My recovery began in the late October of 2021, but my story began years before when I was 12. From the ages 12-14 I was sexually harassed, assaulted and raped all by people I considered close to me, a ‘friend’ and a ‘boyfriend’, all who I met in school. The personal relationships kept me from accepting my assaults, at such a young age I didn’t believe that the humiliation, violation and pain I felt was from something so awful. I was never taught that what happened to me was rape, I knew the age of consent but my school failed to teach me what consent meant, that consent wasn’t just a strong no. I was manipulated by older peers to believe I had to, I owed it to them and that is what I had to give in order to have the older boys like me. It wasn’t until a month before my 17th birthday that I sat with my CAMHS worker at the time and shared the events that haunted the corners of my mind. It was there is her office that I finally concluded that the events weren’t events they were assault and rape. The words ‘I was raped by him’ never left by sub conscious until that day, and that verbal acceptance was what led me into my recovery, a recovery which is easy some days, difficult others but still on going.

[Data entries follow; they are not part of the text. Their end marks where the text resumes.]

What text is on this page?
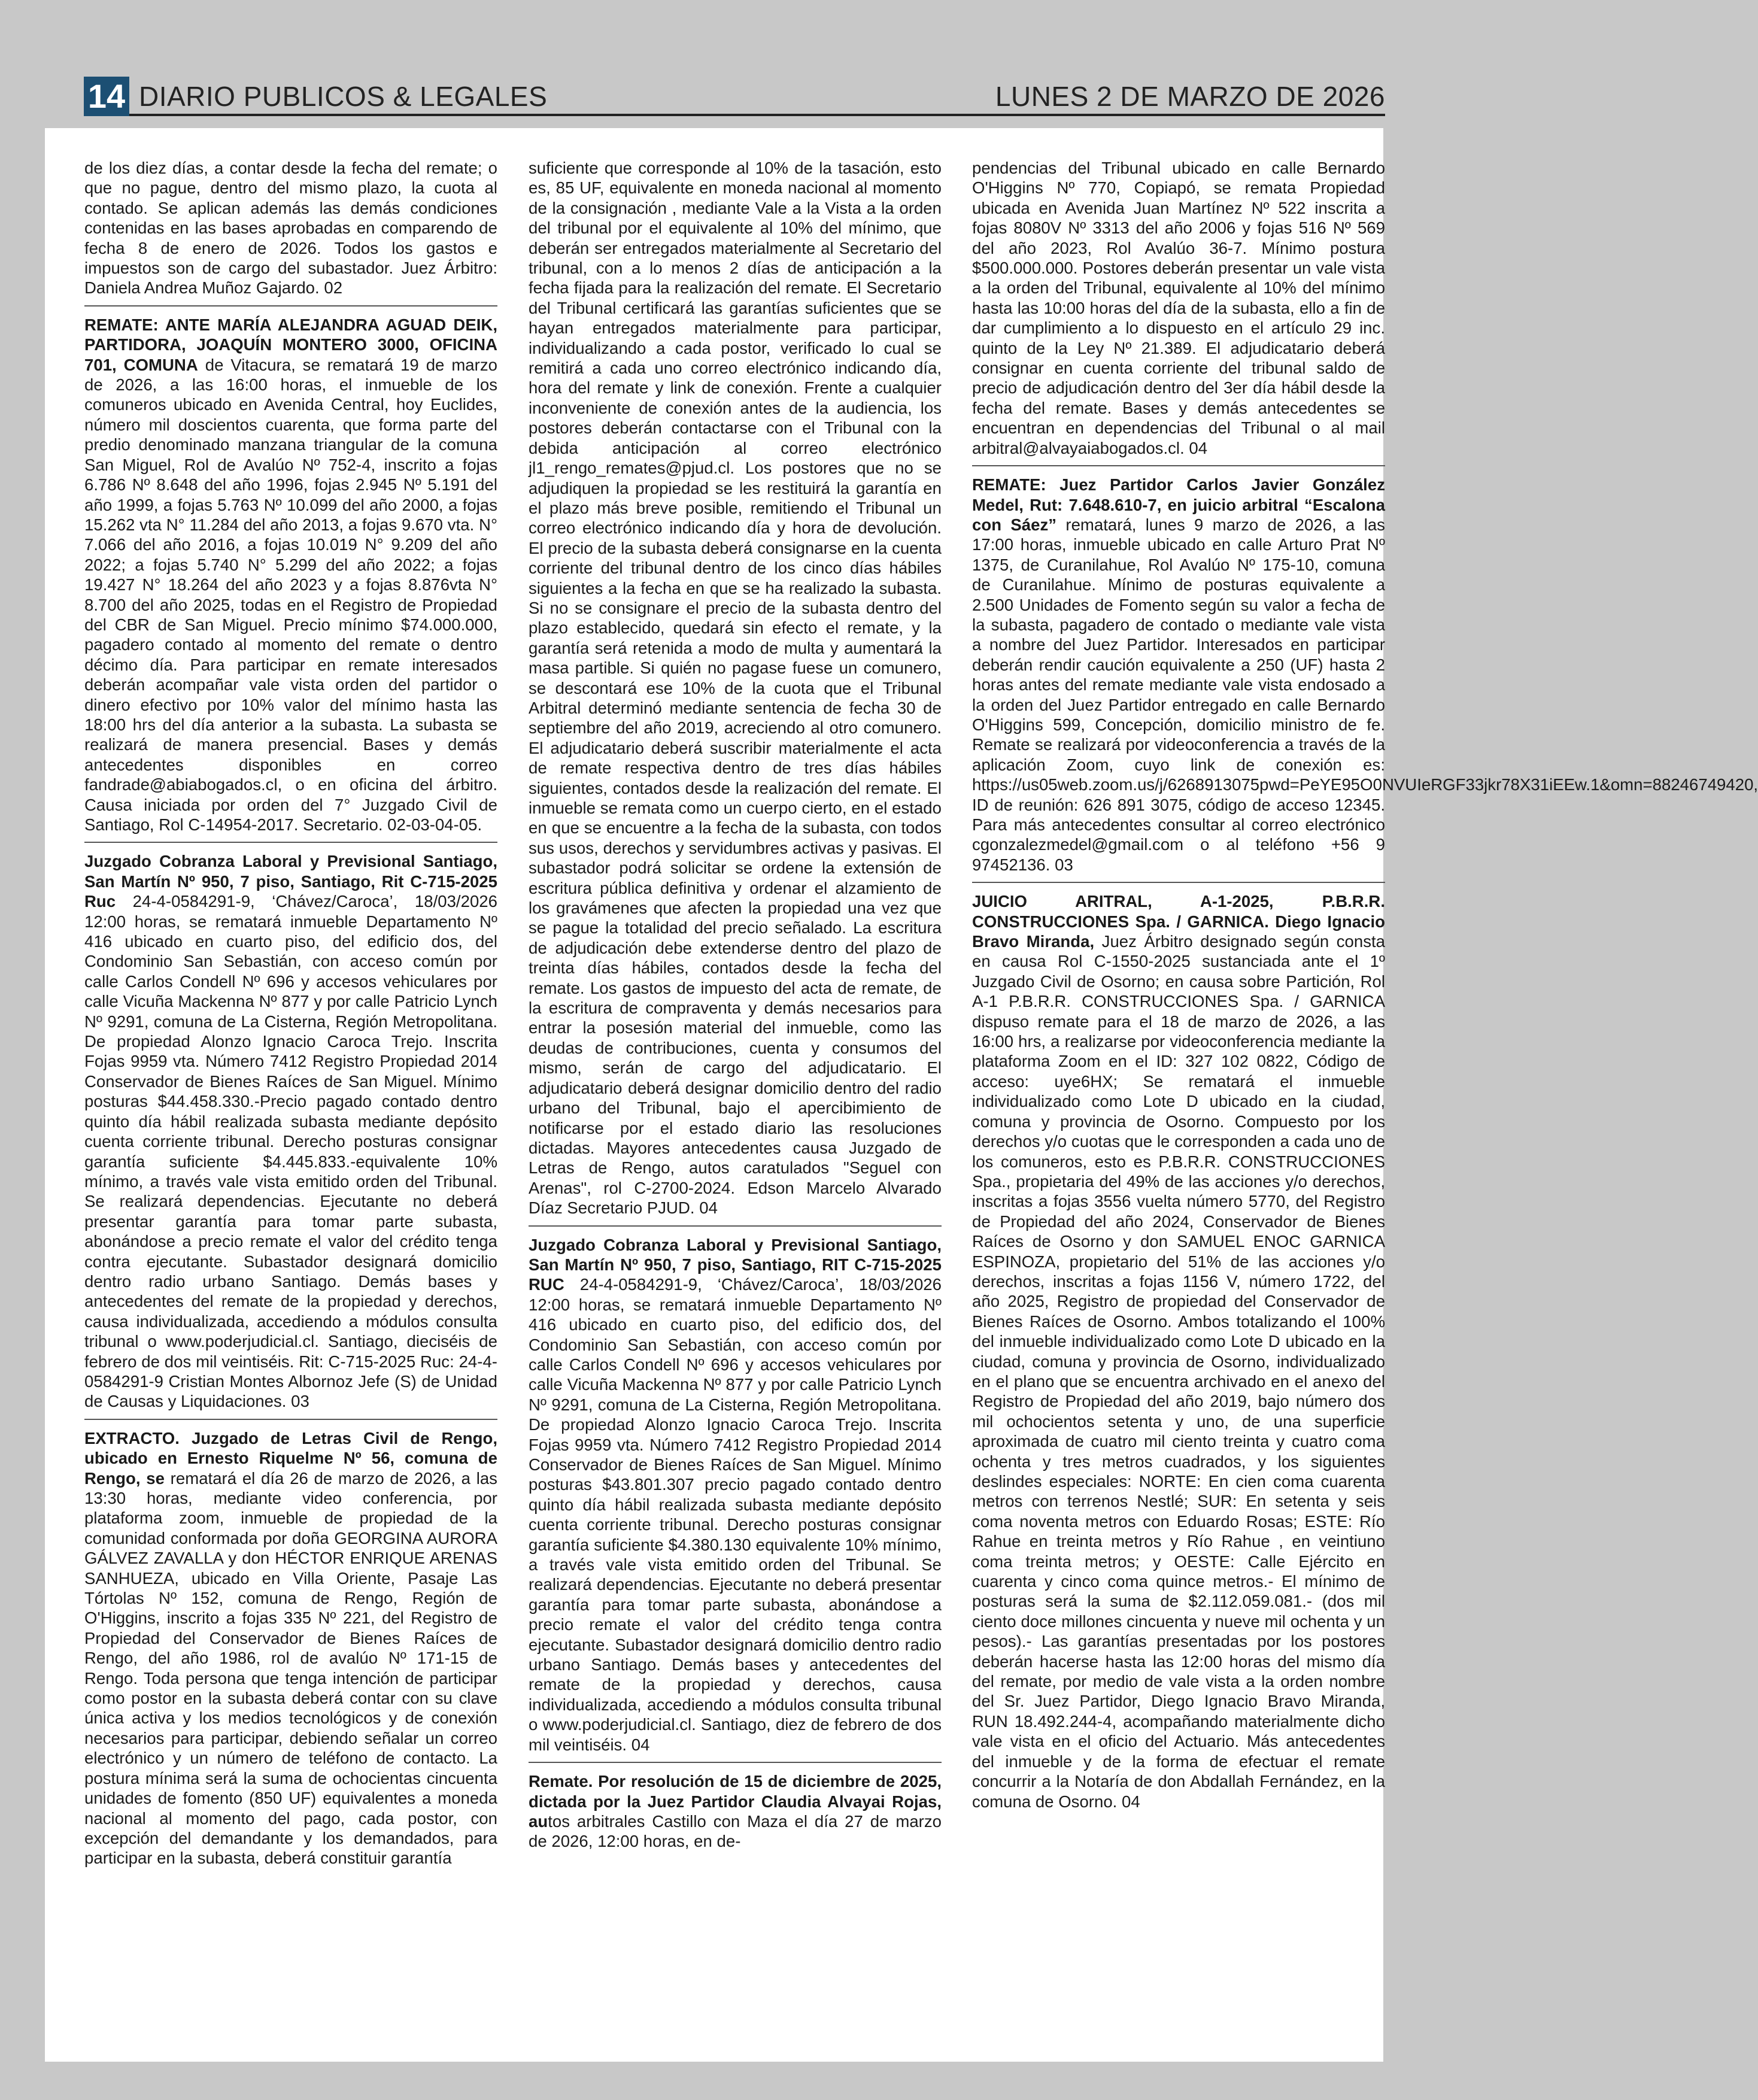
14 DIARIO PUBLICOS & LEGALES	LUNES 2 DE MARZO DE 2026

de los diez días, a contar desde la fecha del remate; o que no pague, dentro del mismo plazo, la cuota al contado. Se aplican además las demás condiciones contenidas en las bases aprobadas en comparendo de fecha 8 de enero de 2026. Todos los gastos e impuestos son de cargo del subastador. Juez Árbitro: Daniela Andrea Muñoz Gajardo. 02

REMATE: ANTE MARÍA ALEJANDRA AGUAD DEIK, PARTIDORA, JOAQUÍN MONTERO 3000, OFICINA 701, COMUNA de Vitacura, se rematará 19 de marzo de 2026, a las 16:00 horas, el inmueble de los comuneros ubicado en Avenida Central, hoy Euclides, número mil doscientos cuarenta, que forma parte del predio denominado manzana triangular de la comuna San Miguel, Rol de Avalúo Nº 752-4, inscrito a fojas 6.786 Nº 8.648 del año 1996, fojas 2.945 Nº 5.191 del año 1999, a fojas 5.763 Nº 10.099 del año 2000, a fojas 15.262 vta N° 11.284 del año 2013, a fojas 9.670 vta. N° 7.066 del año 2016, a fojas 10.019 N° 9.209 del año 2022; a fojas 5.740 N° 5.299 del año 2022; a fojas 19.427 N° 18.264 del año 2023 y a fojas 8.876vta N° 8.700 del año 2025, todas en el Registro de Propiedad del CBR de San Miguel. Precio mínimo $74.000.000, pagadero contado al momento del remate o dentro décimo día. Para participar en remate interesados deberán acompañar vale vista orden del partidor o dinero efectivo por 10% valor del mínimo hasta las 18:00 hrs del día anterior a la subasta. La subasta se realizará de manera presencial. Bases y demás antecedentes disponibles en correo fandrade@abiabogados.cl, o en oficina del árbitro. Causa iniciada por orden del 7° Juzgado Civil de Santiago, Rol C-14954-2017. Secretario. 02-03-04-05.

Juzgado Cobranza Laboral y Previsional Santiago, San Martín Nº 950, 7 piso, Santiago, Rit C-715-2025 Ruc 24-4-0584291-9, ‘Chávez/Caroca’, 18/03/2026 12:00 horas, se rematará inmueble Departamento Nº 416 ubicado en cuarto piso, del edificio dos, del Condominio San Sebastián, con acceso común por calle Carlos Condell Nº 696 y accesos vehiculares por calle Vicuña Mackenna Nº 877 y por calle Patricio Lynch Nº 9291, comuna de La Cisterna, Región Metropolitana. De propiedad Alonzo Ignacio Caroca Trejo. Inscrita Fojas 9959 vta. Número 7412 Registro Propiedad 2014 Conservador de Bienes Raíces de San Miguel. Mínimo posturas $44.458.330.-Precio pagado contado dentro quinto día hábil realizada subasta mediante depósito cuenta corriente tribunal. Derecho posturas consignar garantía suficiente $4.445.833.-equivalente 10% mínimo, a través vale vista emitido orden del Tribunal. Se realizará dependencias. Ejecutante no deberá presentar garantía para tomar parte subasta, abonándose a precio remate el valor del crédito tenga contra ejecutante. Subastador designará domicilio dentro radio urbano Santiago. Demás bases y antecedentes del remate de la propiedad y derechos, causa individualizada, accediendo a módulos consulta tribunal o www.poderjudicial.cl. Santiago, dieciséis de febrero de dos mil veintiséis. Rit: C-715-2025 Ruc: 24-4-0584291-9 Cristian Montes Albornoz Jefe (S) de Unidad de Causas y Liquidaciones. 03

EXTRACTO. Juzgado de Letras Civil de Rengo, ubicado en Ernesto Riquelme Nº 56, comuna de Rengo, se rematará el día 26 de marzo de 2026, a las 13:30 horas, mediante video conferencia, por plataforma zoom, inmueble de propiedad de la comunidad conformada por doña GEORGINA AURORA GÁLVEZ ZAVALLA y don HÉCTOR ENRIQUE ARENAS SANHUEZA, ubicado en Villa Oriente, Pasaje Las Tórtolas Nº 152, comuna de Rengo, Región de O'Higgins, inscrito a fojas 335 Nº 221, del Registro de Propiedad del Conservador de Bienes Raíces de Rengo, del año 1986, rol de avalúo Nº 171-15 de Rengo. Toda persona que tenga intención de participar como postor en la subasta deberá contar con su clave única activa y los medios tecnológicos y de conexión necesarios para participar, debiendo señalar un correo electrónico y un número de teléfono de contacto. La postura mínima será la suma de ochocientas cincuenta unidades de fomento (850 UF) equivalentes a moneda nacional al momento del pago, cada postor, con excepción del demandante y los demandados, para participar en la subasta, deberá constituir garantía

suficiente que corresponde al 10% de la tasación, esto es, 85 UF, equivalente en moneda nacional al momento de la consignación , mediante Vale a la Vista a la orden del tribunal por el equivalente al 10% del mínimo, que deberán ser entregados materialmente al Secretario del tribunal, con a lo menos 2 días de anticipación a la fecha fijada para la realización del remate. El Secretario del Tribunal certificará las garantías suficientes que se hayan entregados materialmente para participar, individualizando a cada postor, verificado lo cual se remitirá a cada uno correo electrónico indicando día, hora del remate y link de conexión. Frente a cualquier inconveniente de conexión antes de la audiencia, los postores deberán contactarse con el Tribunal con la debida anticipación al correo electrónico jl1_rengo_remates@pjud.cl. Los postores que no se adjudiquen la propiedad se les restituirá la garantía en el plazo más breve posible, remitiendo el Tribunal un correo electrónico indicando día y hora de devolución. El precio de la subasta deberá consignarse en la cuenta corriente del tribunal dentro de los cinco días hábiles siguientes a la fecha en que se ha realizado la subasta. Si no se consignare el precio de la subasta dentro del plazo establecido, quedará sin efecto el remate, y la garantía será retenida a modo de multa y aumentará la masa partible. Si quién no pagase fuese un comunero, se descontará ese 10% de la cuota que el Tribunal Arbitral determinó mediante sentencia de fecha 30 de septiembre del año 2019, acreciendo al otro comunero. El adjudicatario deberá suscribir materialmente el acta de remate respectiva dentro de tres días hábiles siguientes, contados desde la realización del remate. El inmueble se remata como un cuerpo cierto, en el estado en que se encuentre a la fecha de la subasta, con todos sus usos, derechos y servidumbres activas y pasivas. El subastador podrá solicitar se ordene la extensión de escritura pública definitiva y ordenar el alzamiento de los gravámenes que afecten la propiedad una vez que se pague la totalidad del precio señalado. La escritura de adjudicación debe extenderse dentro del plazo de treinta días hábiles, contados desde la fecha del remate. Los gastos de impuesto del acta de remate, de la escritura de compraventa y demás necesarios para entrar la posesión material del inmueble, como las deudas de contribuciones, cuenta y consumos del mismo, serán de cargo del adjudicatario. El adjudicatario deberá designar domicilio dentro del radio urbano del Tribunal, bajo el apercibimiento de notificarse por el estado diario las resoluciones dictadas. Mayores antecedentes causa Juzgado de Letras de Rengo, autos caratulados "Seguel con Arenas", rol C-2700-2024. Edson Marcelo Alvarado Díaz Secretario PJUD. 04

Juzgado Cobranza Laboral y Previsional Santiago, San Martín Nº 950, 7 piso, Santiago, RIT C-715-2025 RUC 24-4-0584291-9, ‘Chávez/Caroca’, 18/03/2026 12:00 horas, se rematará inmueble Departamento Nº 416 ubicado en cuarto piso, del edificio dos, del Condominio San Sebastián, con acceso común por calle Carlos Condell Nº 696 y accesos vehiculares por calle Vicuña Mackenna Nº 877 y por calle Patricio Lynch Nº 9291, comuna de La Cisterna, Región Metropolitana. De propiedad Alonzo Ignacio Caroca Trejo. Inscrita Fojas 9959 vta. Número 7412 Registro Propiedad 2014 Conservador de Bienes Raíces de San Miguel. Mínimo posturas $43.801.307 precio pagado contado dentro quinto día hábil realizada subasta mediante depósito cuenta corriente tribunal. Derecho posturas consignar garantía suficiente $4.380.130 equivalente 10% mínimo, a través vale vista emitido orden del Tribunal. Se realizará dependencias. Ejecutante no deberá presentar garantía para tomar parte subasta, abonándose a precio remate el valor del crédito tenga contra ejecutante. Subastador designará domicilio dentro radio urbano Santiago. Demás bases y antecedentes del remate de la propiedad y derechos, causa individualizada, accediendo a módulos consulta tribunal o www.poderjudicial.cl. Santiago, diez de febrero de dos mil veintiséis. 04

Remate. Por resolución de 15 de diciembre de 2025, dictada por la Juez Partidor Claudia Alvayai Rojas, autos arbitrales Castillo con Maza el día 27 de marzo de 2026, 12:00 horas, en de-

pendencias del Tribunal ubicado en calle Bernardo O'Higgins Nº 770, Copiapó, se remata Propiedad ubicada en Avenida Juan Martínez Nº 522 inscrita a fojas 8080V Nº 3313 del año 2006 y fojas 516 Nº 569 del año 2023, Rol Avalúo 36-7. Mínimo postura $500.000.000. Postores deberán presentar un vale vista a la orden del Tribunal, equivalente al 10% del mínimo hasta las 10:00 horas del día de la subasta, ello a fin de dar cumplimiento a lo dispuesto en el artículo 29 inc. quinto de la Ley Nº 21.389. El adjudicatario deberá consignar en cuenta corriente del tribunal saldo de precio de adjudicación dentro del 3er día hábil desde la fecha del remate. Bases y demás antecedentes se encuentran en dependencias del Tribunal o al mail arbitral@alvayaiabogados.cl. 04

REMATE: Juez Partidor Carlos Javier González Medel, Rut: 7.648.610-7, en juicio arbitral “Escalona con Sáez” rematará, lunes 9 marzo de 2026, a las 17:00 horas, inmueble ubicado en calle Arturo Prat Nº 1375, de Curanilahue, Rol Avalúo Nº 175-10, comuna de Curanilahue. Mínimo de posturas equivalente a 2.500 Unidades de Fomento según su valor a fecha de la subasta, pagadero de contado o mediante vale vista a nombre del Juez Partidor. Interesados en participar deberán rendir caución equivalente a 250 (UF) hasta 2 horas antes del remate mediante vale vista endosado a la orden del Juez Partidor entregado en calle Bernardo O'Higgins 599, Concepción, domicilio ministro de fe. Remate se realizará por videoconferencia a través de la aplicación Zoom, cuyo link de conexión es: https://us05web.zoom.us/j/6268913075pwd=PeYE95O0NVUIeRGF33jkr78X31iEEw.1&omn=88246749420, ID de reunión: 626 891 3075, código de acceso 12345. Para más antecedentes consultar al correo electrónico cgonzalezmedel@gmail.com o al teléfono +56 9 97452136. 03

JUICIO ARITRAL, A-1-2025, P.B.R.R. CONSTRUCCIONES Spa. / GARNICA. Diego Ignacio Bravo Miranda, Juez Árbitro designado según consta en causa Rol C-1550-2025 sustanciada ante el 1º Juzgado Civil de Osorno; en causa sobre Partición, Rol A-1 P.B.R.R. CONSTRUCCIONES Spa. / GARNICA dispuso remate para el 18 de marzo de 2026, a las 16:00 hrs, a realizarse por videoconferencia mediante la plataforma Zoom en el ID: 327 102 0822, Código de acceso: uye6HX; Se rematará el inmueble individualizado como Lote D ubicado en la ciudad, comuna y provincia de Osorno. Compuesto por los derechos y/o cuotas que le corresponden a cada uno de los comuneros, esto es P.B.R.R. CONSTRUCCIONES Spa., propietaria del 49% de las acciones y/o derechos, inscritas a fojas 3556 vuelta número 5770, del Registro de Propiedad del año 2024, Conservador de Bienes Raíces de Osorno y don SAMUEL ENOC GARNICA ESPINOZA, propietario del 51% de las acciones y/o derechos, inscritas a fojas 1156 V, número 1722, del año 2025, Registro de propiedad del Conservador de Bienes Raíces de Osorno. Ambos totalizando el 100% del inmueble individualizado como Lote D ubicado en la ciudad, comuna y provincia de Osorno, individualizado en el plano que se encuentra archivado en el anexo del Registro de Propiedad del año 2019, bajo número dos mil ochocientos setenta y uno, de una superficie aproximada de cuatro mil ciento treinta y cuatro coma ochenta y tres metros cuadrados, y los siguientes deslindes especiales: NORTE: En cien coma cuarenta metros con terrenos Nestlé; SUR: En setenta y seis coma noventa metros con Eduardo Rosas; ESTE: Río Rahue en treinta metros y Río Rahue , en veintiuno coma treinta metros; y OESTE: Calle Ejército en cuarenta y cinco coma quince metros.- El mínimo de posturas será la suma de $2.112.059.081.- (dos mil ciento doce millones cincuenta y nueve mil ochenta y un pesos).- Las garantías presentadas por los postores deberán hacerse hasta las 12:00 horas del mismo día del remate, por medio de vale vista a la orden nombre del Sr. Juez Partidor, Diego Ignacio Bravo Miranda, RUN 18.492.244-4, acompañando materialmente dicho vale vista en el oficio del Actuario. Más antecedentes del inmueble y de la forma de efectuar el remate concurrir a la Notaría de don Abdallah Fernández, en la comuna de Osorno. 04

When I entered recovery I began talking, the more I talked, the more I remembered. I remembered every time, every word said and every feeling. I kept talking and sharing and it helped. Hearing my story finally being acknowledged and believed was freeing, because truthfully in the beginning I was caught in guilt, shame and disbelief, I really fought with my younger self mentally, I didn’t want it to be true but I knew it was and that was the first up hill battle- acceptance. So I read similar stories, I kept talking and in time I learned to accept and love myself even more. The second battle was due to blaming myself, ‘how did I not know the truth all this time’.  I got stronger with doing the things I enjoyed- weight lifting, reading and going on walks, I fell back in love with life and myself. In doing so I found forgiveness in myself and in that forgiveness I knew it wasn’t my fault. In time I had won the second uphill battle. 

It is now the summer of 2022 and in September I start my Law degree, a career I want to pursue in order to campaign and work for a country that implements sexual offence laws and education that will help keep people like my own 12-year-old self safer. I am strong and I am determined and I still wear my story every day but I will not be defined by the actions of others, there are days I struggle and on those days, I keep going, for the little me who deserved more from her ‘friend’, her school and her ‘boyfriend’. I keep going because of her and every other person like her no matter, I fight for what we all deserve.